Creative Artists Agency purchased ICM Partners for $750 million in cash and equity, closing the largest agency merger since Endeavor absorbed William Morris in 2009. The transaction, finalized last week, eliminates one of Hollywood's five legacy talent shops and leaves CAA with roughly 8,000 clients across film, television, music, publishing, and sports.
ICM Partners represented directors including Sam Mendes and Spike Lee, actors Idris Elba and Zazie Beetz, and held book-publishing rights through ICM Literary. The firm employed 450 agents at close. CAA will absorb most ICM employees into existing divisions but has already cut 75 administrative roles and consolidated ICM's Beverly Hills office into CAA's Century City headquarters. The deal was structured as 60% cash, 40% CAA equity, with ICM's senior partners receiving rollover stakes that vest over three years.
The transaction matters because it accelerates a two-tier market structure. CAA and Endeavor (which owns WME and IMG) now control an estimated 42% of top-tier Hollywood talent, measured by clients who earned over $5 million in 2023. Mid-market agencies—UTA, Paradigm, Verve—face margin compression as streaming platforms consolidate buying power and shift compensation from backend participation to flat fees. ICM's senior partners told staff the firm needed "scale to negotiate" after losing $18 million in 2022 on flat revenue, according to documents reviewed by The Hollywood Reporter. CAA, by contrast, posted $1.2 billion in revenue last year with 22% EBITDA margins.

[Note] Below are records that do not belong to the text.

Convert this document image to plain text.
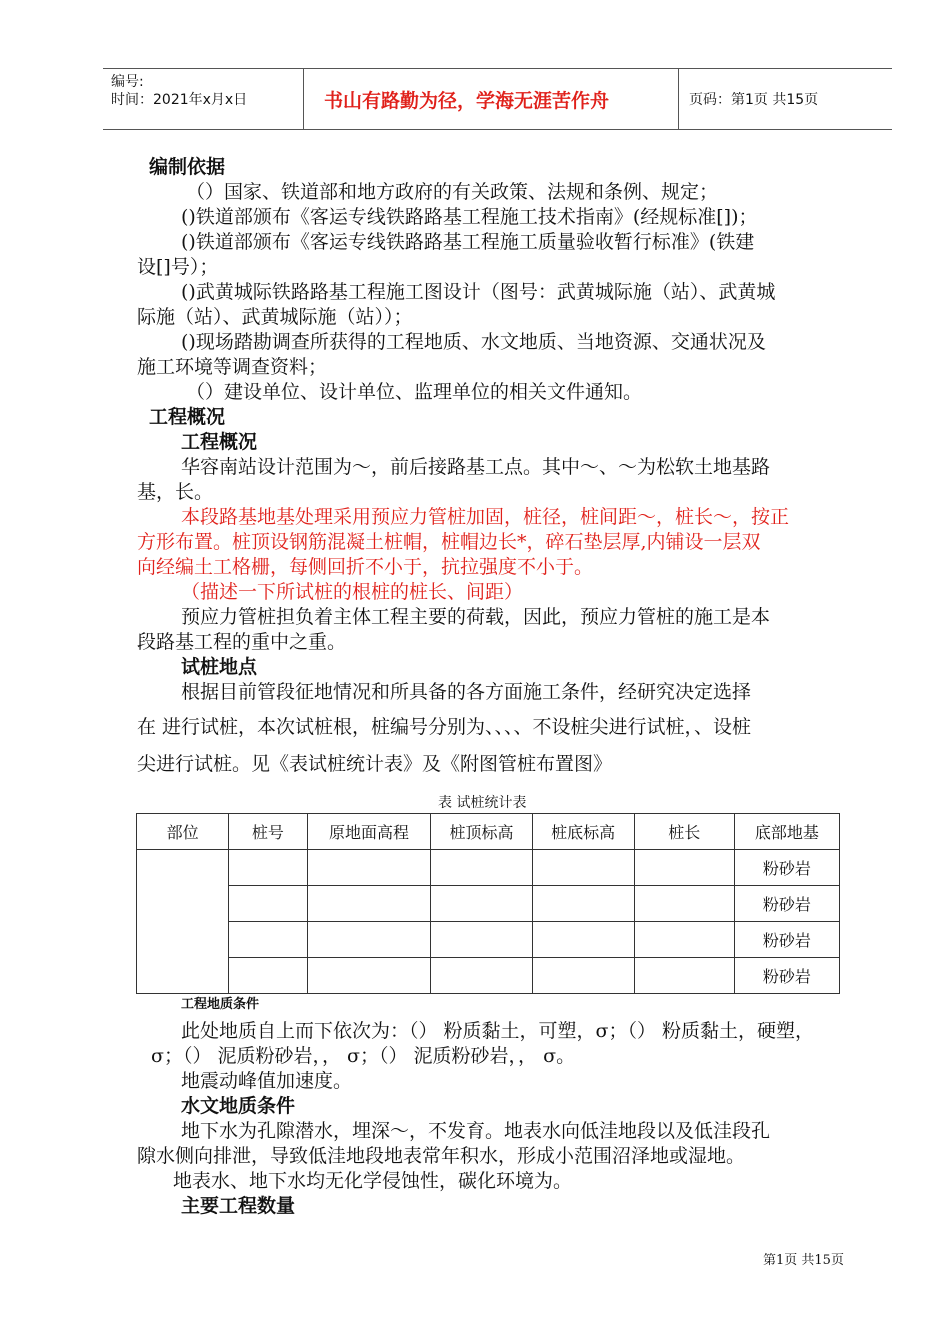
编号:
时间：2021年x月x日	书山有路勤为径，学海无涯苦作舟	页码：第1页 共15页
编制依据
（）国家、铁道部和地方政府的有关政策、法规和条例、规定；
()铁道部颁布《客运专线铁路路基工程施工技术指南》(经规标准[])；
()铁道部颁布《客运专线铁路路基工程施工质量验收暂行标准》(铁建
设[]号）；
()武黄城际铁路路基工程施工图设计（图号：武黄城际施（站）、武黄城
际施（站）、武黄城际施（站））；
()现场踏勘调查所获得的工程地质、水文地质、当地资源、交通状况及
施工环境等调查资料；
（）建设单位、设计单位、监理单位的相关文件通知。
工程概况
工程概况
华容南站设计范围为～，前后接路基工点。其中～、～为松软土地基路
基，长。
本段路基地基处理采用预应力管桩加固，桩径，桩间距～，桩长～，按正
方形布置。桩顶设钢筋混凝土桩帽，桩帽边长*，碎石垫层厚,内铺设一层双
向经编土工格栅，每侧回折不小于，抗拉强度不小于。
（描述一下所试桩的根桩的桩长、间距）
预应力管桩担负着主体工程主要的荷载，因此，预应力管桩的施工是本
段路基工程的重中之重。
试桩地点
根据目前管段征地情况和所具备的各方面施工条件，经研究决定选择
在 进行试桩，本次试桩根，桩编号分别为、、、、不设桩尖进行试桩，、设桩
尖进行试桩。见《表试桩统计表》及《附图管桩布置图》
表 试桩统计表
部位	桩号	原地面高程	桩顶标高	桩底标高	桩长	底部地基
						粉砂岩
						粉砂岩
						粉砂岩
						粉砂岩
工程地质条件
此处地质自上而下依次为：（） 粉质黏土，可塑，σ；（） 粉质黏土，硬塑，
σ；（） 泥质粉砂岩，， σ；（） 泥质粉砂岩，， σ。
地震动峰值加速度。
水文地质条件
地下水为孔隙潜水，埋深～，不发育。地表水向低洼地段以及低洼段孔
隙水侧向排泄，导致低洼地段地表常年积水，形成小范围沼泽地或湿地。
地表水、地下水均无化学侵蚀性，碳化环境为。
主要工程数量
第1页 共15页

The sports angle is the forward signal. CAA owns CAA Sports, which represents NFL quarterbacks Patrick Mahomes and Baker Mayfield, NBA forward Giannis Antetokounmpo, and manages athlete marketing deals worth over $400 million annually. ICM had no meaningful sports division. But CAA and Lagardère Sports are now circling IMG Worldwide, the sports marketing and event business owned by Endeavor, which has quietly fielded bids since October. IMG generates $1.8 billion in annual revenue from event management (Miami Open, New York Fashion Week), athlete representation, and media rights sales. A CAA-Lagardère joint venture would create a sports representation entity rivaling Wasserman and Excel Sports, with enough capital to bid on team ownership stakes and naming-rights inventory that individual agents cannot access. Lagardère already owns Sportfive, a $650 million-revenue sports marketing shop focused on soccer and European markets.
Client poaching has already started. Three ICM Partners literary agents moved to UTA two days before the deal closed, bringing debut novelists and one Pulitzer finalist. CAA sent retention offers to 120 ICM agents within 48 hours of announcement, with $50,000 to $200,000 signing bonuses for those managing clients billing over $1 million annually. Paradigm has approached former ICM music agents who represent touring artists, offering equity stakes Paradigm's private-equity backers approved last month.
The regulatory path was clean. The Department of Justice reviewed the merger under Hart-Scott-Rodino but declined to challenge, concluding that talent representation remains unconcentrated by antitrust standards despite the Big Two's growing share. The DOJ previously cleared Endeavor's 2009 WMA acquisition and its 2013 IMG purchase. California labor regulators, who license talent agents, approved the deal without conditions.
What to watch: CAA will decide by March whether to rebrand ICM's publishing arm or fold it into CAA's existing book division, which represents 18 of the 50 bestselling authors in 2023. The IMG bid process runs through April, with final bids due the first week of May. Paradigm's private-equity backer, Veronis Suhler Stevenson, has authorized $200 million for "opportunistic hires" through June, according to two agents who saw the mandate.
ICM's name disappears after 77 years. The partners who sold will vest fully by 2027, assuming they remain at CAA and hit billable-hour minimums the merger agreement does not disclose.